Né en 1949 à Charleroi, Belgique. Études de philosophie à l'Université Libre de Bruxelles. Devient disciple de Max Loreau, auteur, entre autres, du Catalogue raisonné de l'œuvre de Jean Dubuffet. Fonde avec son frère Marc la revue Textures. Mai 68. Licencié par l'Université au bout des quatre années d'ennui réglementaires.
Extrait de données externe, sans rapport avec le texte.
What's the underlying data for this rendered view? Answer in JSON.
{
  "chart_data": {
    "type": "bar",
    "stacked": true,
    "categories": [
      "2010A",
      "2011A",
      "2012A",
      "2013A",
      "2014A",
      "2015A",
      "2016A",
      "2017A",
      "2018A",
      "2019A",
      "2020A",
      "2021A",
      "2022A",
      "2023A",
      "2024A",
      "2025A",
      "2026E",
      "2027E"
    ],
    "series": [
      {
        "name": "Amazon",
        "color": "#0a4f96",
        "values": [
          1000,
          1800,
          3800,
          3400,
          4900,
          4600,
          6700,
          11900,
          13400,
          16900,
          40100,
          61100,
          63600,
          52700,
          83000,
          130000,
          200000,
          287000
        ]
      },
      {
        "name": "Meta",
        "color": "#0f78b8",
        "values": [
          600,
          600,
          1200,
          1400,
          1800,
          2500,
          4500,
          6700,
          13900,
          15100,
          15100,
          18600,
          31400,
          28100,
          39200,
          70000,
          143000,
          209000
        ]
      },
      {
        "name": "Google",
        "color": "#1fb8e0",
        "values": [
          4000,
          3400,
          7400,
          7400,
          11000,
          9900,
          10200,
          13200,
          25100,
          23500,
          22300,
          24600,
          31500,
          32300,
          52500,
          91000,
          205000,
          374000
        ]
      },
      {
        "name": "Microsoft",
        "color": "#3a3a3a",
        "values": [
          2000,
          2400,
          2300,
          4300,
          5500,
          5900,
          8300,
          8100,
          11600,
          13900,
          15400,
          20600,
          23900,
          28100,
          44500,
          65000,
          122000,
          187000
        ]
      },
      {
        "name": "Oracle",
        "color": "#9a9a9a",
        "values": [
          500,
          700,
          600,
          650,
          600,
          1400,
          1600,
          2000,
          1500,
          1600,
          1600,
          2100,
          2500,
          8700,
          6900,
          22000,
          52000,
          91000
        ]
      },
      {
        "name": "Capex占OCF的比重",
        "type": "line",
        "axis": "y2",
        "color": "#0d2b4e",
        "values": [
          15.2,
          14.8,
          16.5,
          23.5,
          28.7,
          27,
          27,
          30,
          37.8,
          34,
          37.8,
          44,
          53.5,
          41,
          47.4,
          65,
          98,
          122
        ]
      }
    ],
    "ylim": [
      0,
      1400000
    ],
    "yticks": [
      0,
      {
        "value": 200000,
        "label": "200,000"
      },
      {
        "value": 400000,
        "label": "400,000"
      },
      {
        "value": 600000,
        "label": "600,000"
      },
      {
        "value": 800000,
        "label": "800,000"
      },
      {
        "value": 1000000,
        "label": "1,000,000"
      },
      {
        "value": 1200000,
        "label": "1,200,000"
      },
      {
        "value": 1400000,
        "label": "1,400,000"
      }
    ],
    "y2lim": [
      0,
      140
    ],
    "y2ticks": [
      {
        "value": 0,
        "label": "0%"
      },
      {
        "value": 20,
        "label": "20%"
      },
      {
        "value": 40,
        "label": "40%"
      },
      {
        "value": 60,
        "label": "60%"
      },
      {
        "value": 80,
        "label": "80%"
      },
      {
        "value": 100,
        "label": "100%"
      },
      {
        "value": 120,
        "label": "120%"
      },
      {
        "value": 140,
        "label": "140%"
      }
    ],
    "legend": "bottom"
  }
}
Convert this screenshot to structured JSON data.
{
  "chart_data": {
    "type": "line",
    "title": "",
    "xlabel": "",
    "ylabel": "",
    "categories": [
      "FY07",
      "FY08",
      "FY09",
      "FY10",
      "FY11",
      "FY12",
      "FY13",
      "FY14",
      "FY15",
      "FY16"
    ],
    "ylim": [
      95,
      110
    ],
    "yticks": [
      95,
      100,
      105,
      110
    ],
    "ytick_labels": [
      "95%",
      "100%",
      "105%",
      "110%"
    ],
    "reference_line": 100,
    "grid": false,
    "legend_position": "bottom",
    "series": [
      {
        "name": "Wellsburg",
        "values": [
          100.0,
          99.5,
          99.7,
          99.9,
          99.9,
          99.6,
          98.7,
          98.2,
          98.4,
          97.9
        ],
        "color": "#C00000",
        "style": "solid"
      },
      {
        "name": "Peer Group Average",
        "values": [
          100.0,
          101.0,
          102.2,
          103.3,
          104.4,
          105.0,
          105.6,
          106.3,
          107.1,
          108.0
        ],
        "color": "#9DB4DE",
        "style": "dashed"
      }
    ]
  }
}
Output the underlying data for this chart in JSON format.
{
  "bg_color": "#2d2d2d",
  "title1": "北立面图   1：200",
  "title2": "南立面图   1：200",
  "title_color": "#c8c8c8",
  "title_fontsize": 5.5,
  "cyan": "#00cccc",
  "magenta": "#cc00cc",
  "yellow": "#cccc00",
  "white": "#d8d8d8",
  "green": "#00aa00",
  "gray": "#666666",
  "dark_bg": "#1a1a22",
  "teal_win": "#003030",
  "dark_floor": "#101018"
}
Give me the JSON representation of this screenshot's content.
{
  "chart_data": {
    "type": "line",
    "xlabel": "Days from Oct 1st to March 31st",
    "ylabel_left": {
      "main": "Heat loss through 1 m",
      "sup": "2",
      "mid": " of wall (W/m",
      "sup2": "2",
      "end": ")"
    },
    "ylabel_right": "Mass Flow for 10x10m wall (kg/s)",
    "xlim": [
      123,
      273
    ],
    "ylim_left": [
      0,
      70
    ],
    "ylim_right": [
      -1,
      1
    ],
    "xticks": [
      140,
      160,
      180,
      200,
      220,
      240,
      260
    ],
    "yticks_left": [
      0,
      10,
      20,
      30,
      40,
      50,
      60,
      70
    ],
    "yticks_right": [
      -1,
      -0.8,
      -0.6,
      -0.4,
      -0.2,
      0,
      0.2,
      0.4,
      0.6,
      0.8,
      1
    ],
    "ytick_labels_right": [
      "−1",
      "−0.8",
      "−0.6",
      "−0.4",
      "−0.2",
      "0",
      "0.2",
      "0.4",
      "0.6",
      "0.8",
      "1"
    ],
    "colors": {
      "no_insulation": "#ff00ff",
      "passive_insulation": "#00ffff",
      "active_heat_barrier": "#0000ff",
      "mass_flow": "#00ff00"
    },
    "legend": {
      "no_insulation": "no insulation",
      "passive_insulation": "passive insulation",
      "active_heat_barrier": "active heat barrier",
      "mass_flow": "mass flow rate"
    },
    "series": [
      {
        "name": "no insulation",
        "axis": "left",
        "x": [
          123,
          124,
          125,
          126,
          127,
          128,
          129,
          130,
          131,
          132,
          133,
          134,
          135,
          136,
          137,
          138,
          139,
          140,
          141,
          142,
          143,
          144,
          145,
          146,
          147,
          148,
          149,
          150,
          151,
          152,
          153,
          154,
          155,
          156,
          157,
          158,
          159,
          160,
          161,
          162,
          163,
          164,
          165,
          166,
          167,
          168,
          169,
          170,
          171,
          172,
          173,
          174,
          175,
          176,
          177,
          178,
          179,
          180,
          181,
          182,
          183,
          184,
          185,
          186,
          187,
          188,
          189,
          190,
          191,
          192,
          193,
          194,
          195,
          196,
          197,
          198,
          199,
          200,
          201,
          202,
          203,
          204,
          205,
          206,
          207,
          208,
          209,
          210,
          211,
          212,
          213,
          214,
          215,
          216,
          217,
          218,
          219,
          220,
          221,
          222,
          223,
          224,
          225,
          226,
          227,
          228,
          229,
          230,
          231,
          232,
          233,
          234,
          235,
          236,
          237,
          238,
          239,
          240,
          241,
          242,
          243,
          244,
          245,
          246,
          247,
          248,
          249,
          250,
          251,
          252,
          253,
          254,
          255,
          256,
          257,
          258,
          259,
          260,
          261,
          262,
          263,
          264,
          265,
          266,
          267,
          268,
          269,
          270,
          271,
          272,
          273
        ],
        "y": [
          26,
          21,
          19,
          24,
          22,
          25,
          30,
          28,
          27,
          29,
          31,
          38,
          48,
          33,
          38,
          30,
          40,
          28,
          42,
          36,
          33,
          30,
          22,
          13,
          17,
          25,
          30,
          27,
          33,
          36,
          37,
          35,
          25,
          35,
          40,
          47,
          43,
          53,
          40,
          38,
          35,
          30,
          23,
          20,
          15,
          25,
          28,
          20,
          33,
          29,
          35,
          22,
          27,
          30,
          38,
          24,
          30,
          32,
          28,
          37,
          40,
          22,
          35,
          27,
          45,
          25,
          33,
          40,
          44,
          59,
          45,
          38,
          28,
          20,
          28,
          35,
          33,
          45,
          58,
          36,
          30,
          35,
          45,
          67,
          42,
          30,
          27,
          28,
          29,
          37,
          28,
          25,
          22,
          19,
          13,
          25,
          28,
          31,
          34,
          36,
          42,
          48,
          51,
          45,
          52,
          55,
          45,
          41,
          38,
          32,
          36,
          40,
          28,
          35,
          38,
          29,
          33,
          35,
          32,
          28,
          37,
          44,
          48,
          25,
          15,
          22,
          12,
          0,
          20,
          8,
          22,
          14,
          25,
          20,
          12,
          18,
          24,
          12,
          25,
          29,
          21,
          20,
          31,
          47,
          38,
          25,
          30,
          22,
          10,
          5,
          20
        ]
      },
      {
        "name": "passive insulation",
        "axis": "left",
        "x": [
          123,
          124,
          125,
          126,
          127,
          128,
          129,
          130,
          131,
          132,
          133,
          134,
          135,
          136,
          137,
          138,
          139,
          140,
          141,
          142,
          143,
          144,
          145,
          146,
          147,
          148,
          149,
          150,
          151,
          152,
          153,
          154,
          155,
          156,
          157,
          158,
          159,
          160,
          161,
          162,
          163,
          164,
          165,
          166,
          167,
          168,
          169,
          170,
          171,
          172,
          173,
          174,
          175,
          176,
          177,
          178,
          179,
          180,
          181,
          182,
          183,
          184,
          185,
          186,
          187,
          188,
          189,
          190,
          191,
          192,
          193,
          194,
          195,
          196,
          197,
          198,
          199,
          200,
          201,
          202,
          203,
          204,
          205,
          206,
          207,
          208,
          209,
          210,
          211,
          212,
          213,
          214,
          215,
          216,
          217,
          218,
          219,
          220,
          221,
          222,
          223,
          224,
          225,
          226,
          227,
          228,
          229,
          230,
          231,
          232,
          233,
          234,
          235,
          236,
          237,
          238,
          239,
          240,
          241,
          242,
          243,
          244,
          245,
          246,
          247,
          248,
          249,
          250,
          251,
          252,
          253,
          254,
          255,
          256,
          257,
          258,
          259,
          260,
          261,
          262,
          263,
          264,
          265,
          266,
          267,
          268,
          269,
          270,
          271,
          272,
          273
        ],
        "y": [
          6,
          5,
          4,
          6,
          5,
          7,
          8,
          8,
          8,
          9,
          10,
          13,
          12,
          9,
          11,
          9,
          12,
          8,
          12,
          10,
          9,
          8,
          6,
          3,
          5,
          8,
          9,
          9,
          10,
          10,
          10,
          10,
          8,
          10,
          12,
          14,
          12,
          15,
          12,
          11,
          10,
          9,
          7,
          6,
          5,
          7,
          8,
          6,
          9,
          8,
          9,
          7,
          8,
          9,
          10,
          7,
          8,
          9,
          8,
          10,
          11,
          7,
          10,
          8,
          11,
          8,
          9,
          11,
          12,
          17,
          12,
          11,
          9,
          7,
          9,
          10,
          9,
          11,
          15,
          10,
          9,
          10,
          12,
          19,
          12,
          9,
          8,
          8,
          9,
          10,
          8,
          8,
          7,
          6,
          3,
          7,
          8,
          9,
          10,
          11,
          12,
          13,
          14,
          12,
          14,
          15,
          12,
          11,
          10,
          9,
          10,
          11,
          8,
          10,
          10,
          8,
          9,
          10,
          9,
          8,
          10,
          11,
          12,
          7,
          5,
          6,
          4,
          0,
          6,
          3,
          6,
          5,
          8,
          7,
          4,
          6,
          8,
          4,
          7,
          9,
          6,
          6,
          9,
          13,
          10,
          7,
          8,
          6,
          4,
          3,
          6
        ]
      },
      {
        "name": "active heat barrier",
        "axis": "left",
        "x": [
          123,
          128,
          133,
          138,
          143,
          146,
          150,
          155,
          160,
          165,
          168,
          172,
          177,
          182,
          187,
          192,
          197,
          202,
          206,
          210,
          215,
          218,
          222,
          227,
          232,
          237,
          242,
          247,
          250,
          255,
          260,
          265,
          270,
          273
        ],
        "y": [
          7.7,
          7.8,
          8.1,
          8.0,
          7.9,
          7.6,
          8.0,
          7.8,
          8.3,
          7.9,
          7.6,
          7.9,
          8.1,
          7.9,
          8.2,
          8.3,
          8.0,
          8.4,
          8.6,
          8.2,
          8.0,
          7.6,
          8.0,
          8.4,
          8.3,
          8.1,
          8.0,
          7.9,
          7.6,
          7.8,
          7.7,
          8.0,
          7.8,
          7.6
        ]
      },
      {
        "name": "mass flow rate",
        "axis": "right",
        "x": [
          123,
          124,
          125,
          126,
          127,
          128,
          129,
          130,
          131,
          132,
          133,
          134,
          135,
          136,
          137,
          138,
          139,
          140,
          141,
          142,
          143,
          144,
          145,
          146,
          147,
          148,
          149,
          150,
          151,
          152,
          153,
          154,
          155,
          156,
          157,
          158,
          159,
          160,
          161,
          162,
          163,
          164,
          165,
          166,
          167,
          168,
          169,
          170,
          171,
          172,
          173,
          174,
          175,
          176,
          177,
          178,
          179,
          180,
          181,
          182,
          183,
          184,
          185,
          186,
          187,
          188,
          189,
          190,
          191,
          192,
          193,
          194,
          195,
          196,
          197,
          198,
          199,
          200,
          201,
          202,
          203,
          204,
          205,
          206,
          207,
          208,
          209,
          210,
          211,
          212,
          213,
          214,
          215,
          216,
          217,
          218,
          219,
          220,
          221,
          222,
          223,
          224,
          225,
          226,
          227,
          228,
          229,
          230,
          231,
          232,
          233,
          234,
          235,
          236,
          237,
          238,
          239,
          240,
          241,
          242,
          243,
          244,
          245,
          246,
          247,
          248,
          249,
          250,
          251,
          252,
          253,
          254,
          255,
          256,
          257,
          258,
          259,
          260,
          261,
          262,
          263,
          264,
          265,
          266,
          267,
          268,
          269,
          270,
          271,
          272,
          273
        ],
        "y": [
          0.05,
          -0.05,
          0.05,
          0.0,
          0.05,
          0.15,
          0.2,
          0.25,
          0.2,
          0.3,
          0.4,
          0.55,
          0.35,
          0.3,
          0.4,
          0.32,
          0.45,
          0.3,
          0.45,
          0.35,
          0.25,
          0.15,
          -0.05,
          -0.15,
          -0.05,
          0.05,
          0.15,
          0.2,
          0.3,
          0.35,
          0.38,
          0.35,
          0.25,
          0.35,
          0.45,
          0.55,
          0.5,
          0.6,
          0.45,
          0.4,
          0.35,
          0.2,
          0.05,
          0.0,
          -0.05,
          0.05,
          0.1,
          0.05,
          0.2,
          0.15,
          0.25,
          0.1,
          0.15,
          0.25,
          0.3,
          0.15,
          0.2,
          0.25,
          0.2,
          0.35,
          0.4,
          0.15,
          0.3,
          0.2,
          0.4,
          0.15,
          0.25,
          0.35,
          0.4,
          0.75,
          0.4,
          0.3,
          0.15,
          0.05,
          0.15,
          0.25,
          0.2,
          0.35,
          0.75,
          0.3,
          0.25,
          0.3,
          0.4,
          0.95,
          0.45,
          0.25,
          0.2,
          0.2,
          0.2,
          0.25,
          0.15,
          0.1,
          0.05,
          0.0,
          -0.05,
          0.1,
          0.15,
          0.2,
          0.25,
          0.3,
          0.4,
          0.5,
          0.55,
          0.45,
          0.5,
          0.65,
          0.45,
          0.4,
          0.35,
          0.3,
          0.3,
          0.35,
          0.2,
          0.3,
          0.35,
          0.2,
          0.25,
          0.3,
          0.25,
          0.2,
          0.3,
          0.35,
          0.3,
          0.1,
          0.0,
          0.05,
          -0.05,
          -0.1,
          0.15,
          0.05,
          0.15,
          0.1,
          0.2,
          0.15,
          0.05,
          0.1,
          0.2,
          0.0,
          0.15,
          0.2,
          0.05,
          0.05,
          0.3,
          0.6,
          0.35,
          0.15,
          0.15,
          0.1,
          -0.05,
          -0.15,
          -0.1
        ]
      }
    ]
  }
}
Son diplôme lui donne accès à l'enseignement secondaire. Se lie d'amitié avec Christian Dotremont. Projet de livre sur Cobra. Au bout de trois ans de galère professorale, il envoie dinguer boulot, épouse et chien, et se lance, comme on dit, dans la vie. Évidemment sans filets. Il voudrait devenir peintre. L'entreprise échoue, en partie grâce à l'incurie d'un copain galeriste, Marcel Paquet. Il se retrouve en Mauritanie, où il enseigne français et philo. Rapatriement sanitaire (hépatite B). Se fait engager par la Confédération Mondiale du Travail. Il découvre ainsi : 1°) le travail de désinformation systématique mené par les médias ; 2°) la misère, l'abjection auxquelles on condamne les deux tiers du monde. Possibilité de faire carrière dans le domaine syndical. Mais, depuis 1974, il s'est trouvé une vocation : la psychanalyse. Tout sera désormais consacré à cet objectif. Emplois diversement rémunérés dans des lieux plus ou moins carcéraux où l'on est censé accueillir les naufragés de l'âme, adultes ou enfants. Naissance d'un fils. Devient professeur de littérature contemporaine, puis de philosophie, à l'Académie Royale des Beaux-Arts de Bruxelles. C'est là qu'il fait la connaissance de Lucien Massaert, avec qui il fonde la revue d'esthétique La part de l'œil. Auteur d’un ouvrage qu’il juge fondamental, toujours pas diffusé à ce jour : L’erreur de Cook, consacré au don selon Marcel Mauss, ainsi qu’aux « erreurs » dont sont responsables les grandes têtes molles de notre époque.